We also added “Mirror Properties” (properties that are based on relations) to display additional information in the “Alert” blueprint that will give us more context to better understand the alert:
- The service and environment in which the alert occurs
- Environment type, for example EKS, GKE
- The service on call from PagerDuty (the “incident owner”)
- The service code owners from GitHub
- Investigate — links to the relevant monitoring dashboard for the specific service, such as Grafana
This generates alert entities in the software catalog:
We can now drill down into each of them:
In the blueprint, we also defined developer self-service actions that can be performed on alerts, from acknowledging to rolling back and restarting services.
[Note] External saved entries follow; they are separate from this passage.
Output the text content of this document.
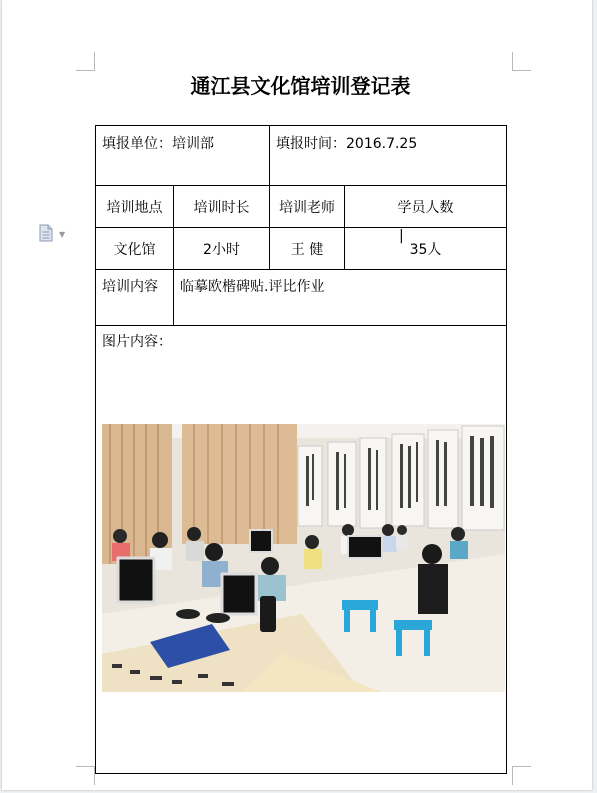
▼
通江县文化馆培训登记表
填报单位：培训部		填报时间：2016.7.25	
培训地点	培训时长	培训老师	学员人数
文化馆	2小时	王 健	35人
培训内容	临摹欧楷碑贴.评比作业		
图片内容：			
|
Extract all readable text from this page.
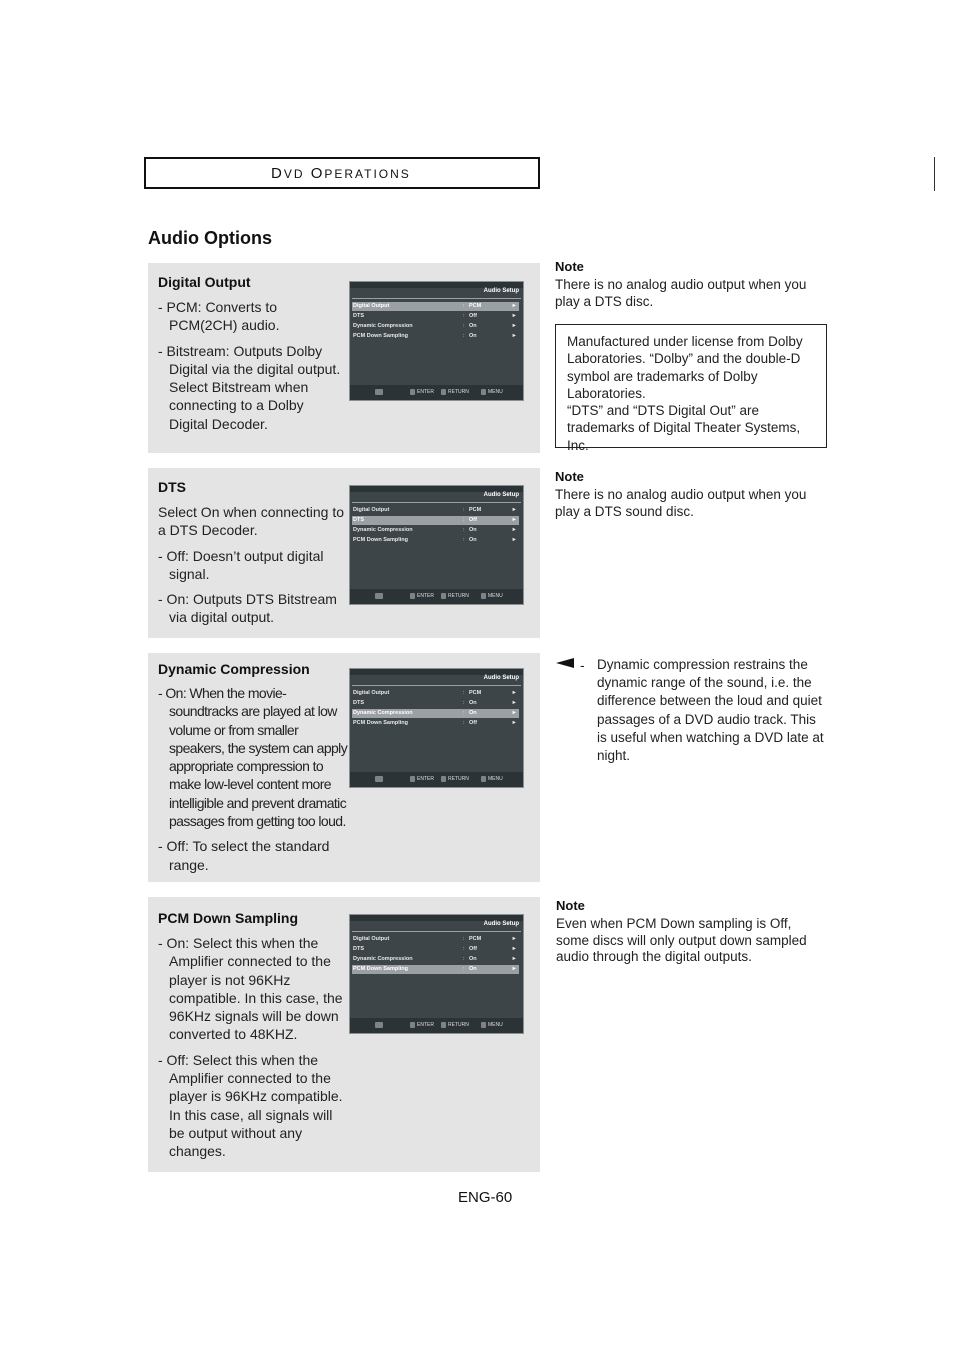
DVD OPERATIONS
Audio Options
Digital Output

- PCM: Converts to PCM(2CH) audio.

- Bitstream: Outputs Dolby Digital via the digital output. Select Bitstream when connecting to a Dolby Digital Decoder.

Audio Setup
Digital Output	: PCM	►
DTS	: Off	►
Dynamic Compression	: On	►
PCM Down Sampling	: On	►
ENTER	RETURN	MENU
DTS

Select On when connecting to a DTS Decoder.

- Off: Doesn’t output digital signal.

- On: Outputs DTS Bitstream via digital output.

Audio Setup
Digital Output	: PCM	►
DTS	: Off	►
Dynamic Compression	: On	►
PCM Down Sampling	: On	►
ENTER	RETURN	MENU
Dynamic Compression

- On: When the movie-soundtracks are played at low volume or from smaller speakers, the system can apply appropriate compression to make low-level content more intelligible and prevent dramatic passages from getting too loud.

- Off: To select the standard range.

Audio Setup
Digital Output	: PCM	►
DTS	: On	►
Dynamic Compression	: On	►
PCM Down Sampling	: Off	►
ENTER	RETURN	MENU
PCM Down Sampling

- On: Select this when the Amplifier connected to the player is not 96KHz compatible. In this case, the 96KHz signals will be down converted to 48KHZ.

- Off: Select this when the Amplifier connected to the player is 96KHz compatible. In this case, all signals will be output without any changes.

Audio Setup
Digital Output	: PCM	►
DTS	: Off	►
Dynamic Compression	: On	►
PCM Down Sampling	: On	►
ENTER	RETURN	MENU
Note
There is no analog audio output when you play a DTS disc.
Manufactured under license from Dolby Laboratories. “Dolby” and the double-D symbol are trademarks of Dolby Laboratories.
“DTS” and “DTS Digital Out” are trademarks of Digital Theater Systems, Inc.
Note
There is no analog audio output when you play a DTS sound disc.
- Dynamic compression restrains the dynamic range of the sound, i.e. the difference between the loud and quiet passages of a DVD audio track. This is useful when watching a DVD late at night.
Note
Even when PCM Down sampling is Off, some discs will only output down sampled audio through the digital outputs.
ENG-60
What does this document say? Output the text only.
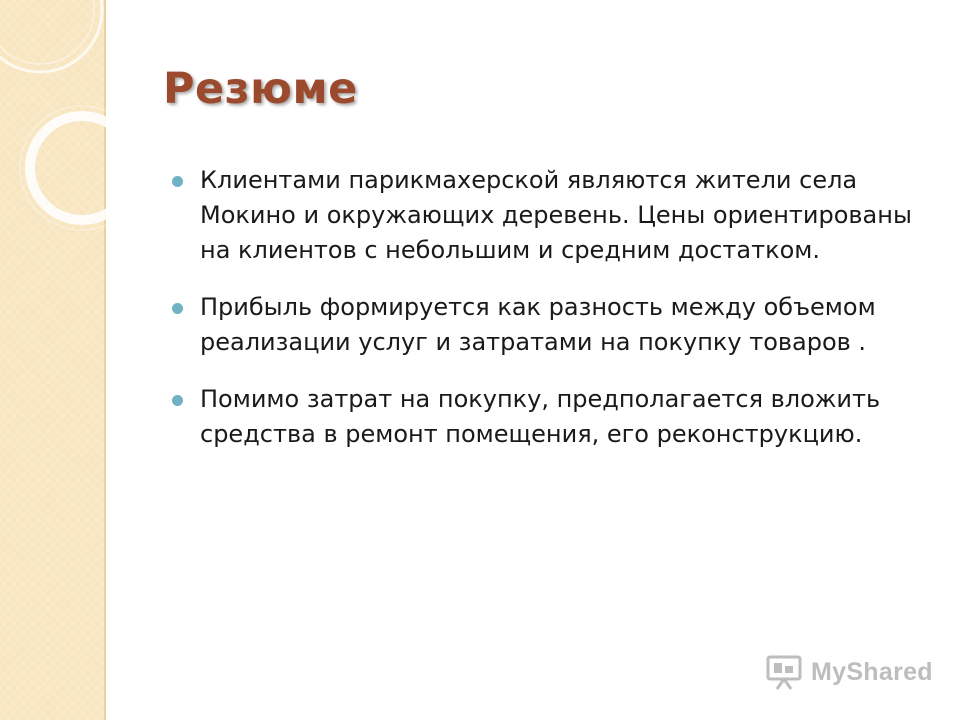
Резюме
Клиентами парикмахерской являются жители села Мокино и окружающих деревень. Цены ориентированы на клиентов с небольшим и средним достатком.
Прибыль формируется как разность между объемом реализации услуг и затратами на покупку товаров .
Помимо затрат на покупку, предполагается вложить средства в ремонт помещения, его реконструкцию.
MyShared
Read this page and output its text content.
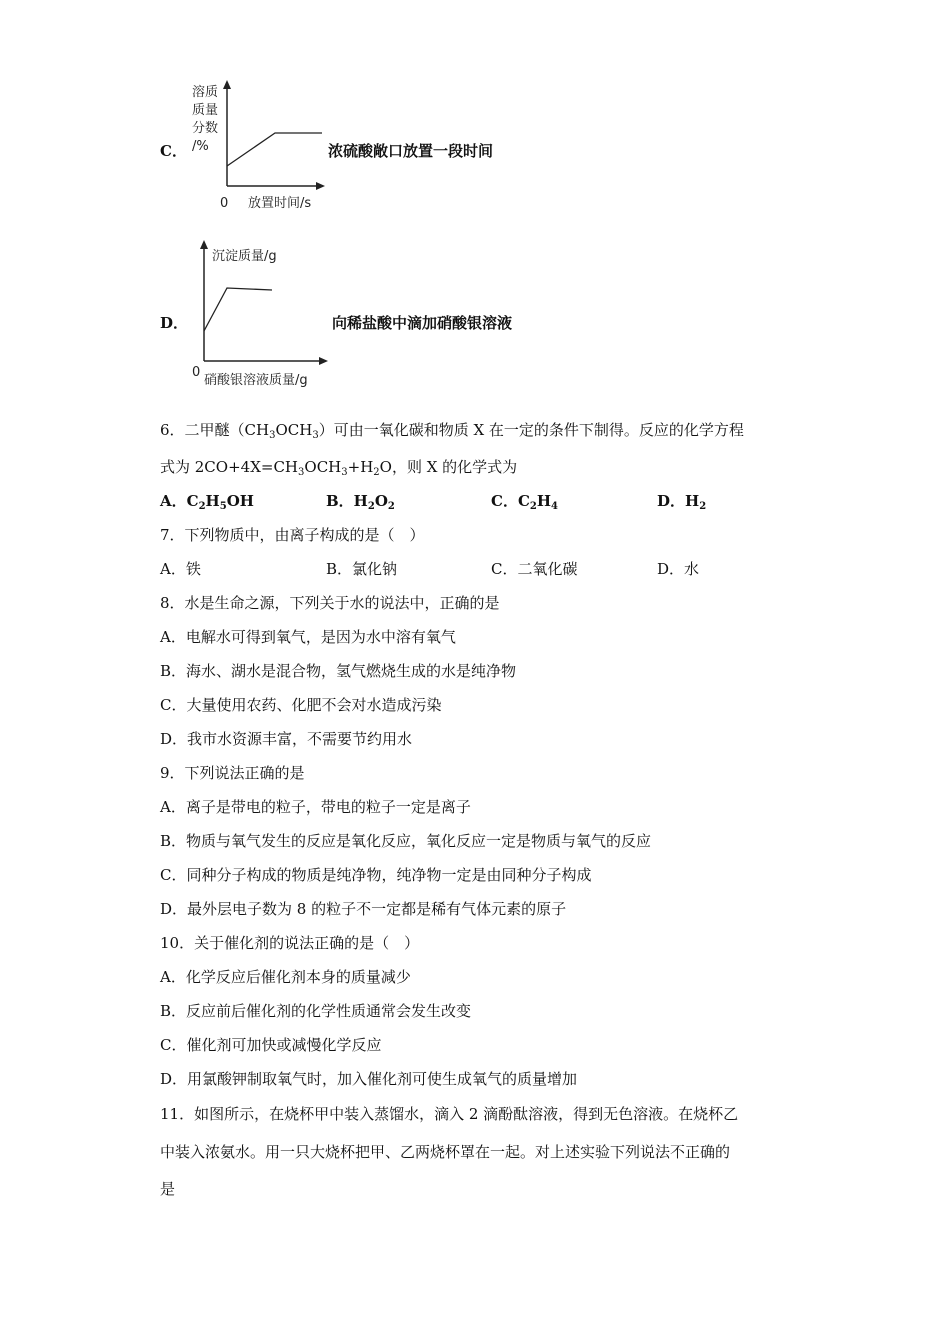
C．
溶质
质量
分数
/%
0 放置时间/s
浓硫酸敞口放置一段时间
D．
沉淀质量/g
0
硝酸银溶液质量/g
向稀盐酸中滴加硝酸银溶液
6．二甲醚$(CH_3OCH_3)$可由一氧化碳和物质 X 在一定的条件下制得。反应的化学方程
式为 $2CO+4X=CH_3OCH_3+H_2O$，则 X 的化学式为
A．$C_2H_5OH$	B．$H_2O_2$	C．$C_2H_4$	D．$H_2$
7．下列物质中，由离子构成的是（　）
A．铁	B．氯化钠	C．二氧化碳	D．水
8．水是生命之源，下列关于水的说法中，正确的是
A．电解水可得到氧气，是因为水中溶有氧气
B．海水、湖水是混合物，氢气燃烧生成的水是纯净物
C．大量使用农药、化肥不会对水造成污染
D．我市水资源丰富，不需要节约用水
9．下列说法正确的是
A．离子是带电的粒子，带电的粒子一定是离子
B．物质与氧气发生的反应是氧化反应，氧化反应一定是物质与氧气的反应
C．同种分子构成的物质是纯净物，纯净物一定是由同种分子构成
D．最外层电子数为 8 的粒子不一定都是稀有气体元素的原子
10．关于催化剂的说法正确的是（　）
A．化学反应后催化剂本身的质量减少
B．反应前后催化剂的化学性质通常会发生改变
C．催化剂可加快或减慢化学反应
D．用氯酸钾制取氧气时，加入催化剂可使生成氧气的质量增加
11．如图所示，在烧杯甲中装入蒸馏水，滴入 2 滴酚酞溶液，得到无色溶液。在烧杯乙
中装入浓氨水。用一只大烧杯把甲、乙两烧杯罩在一起。对上述实验下列说法不正确的
是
Using Scorecards on Top of Alert Data Is a Force Multiplier for Workflow Automation
Internal developer portals let you define scorecards on top of any software catalog entity. Scorecards let you set and track standards and key performance indicators on anything from production readiness, DORA metrics, Kubernetes standards and more. Scorecards help developers with “you build it, you own it” because they measure and visualize what’s important.
Scorecards provide developers with a bird’s-eye view of a resource they own as an engineer (services, environments, etc.). Traditional scorecards can check whether an owner is assigned or a minimum version for a cluster. Scorecards work well for alerts since they “grade” alerts on the different entities in the software catalog. Adding this data provides a deeper understanding of the health/quality of a resource.
In turn, scorecard data associated with a specific software catalog entity can be part of a CI pipeline, for instance, not allowing certain create actions when alerts scorecards are poor.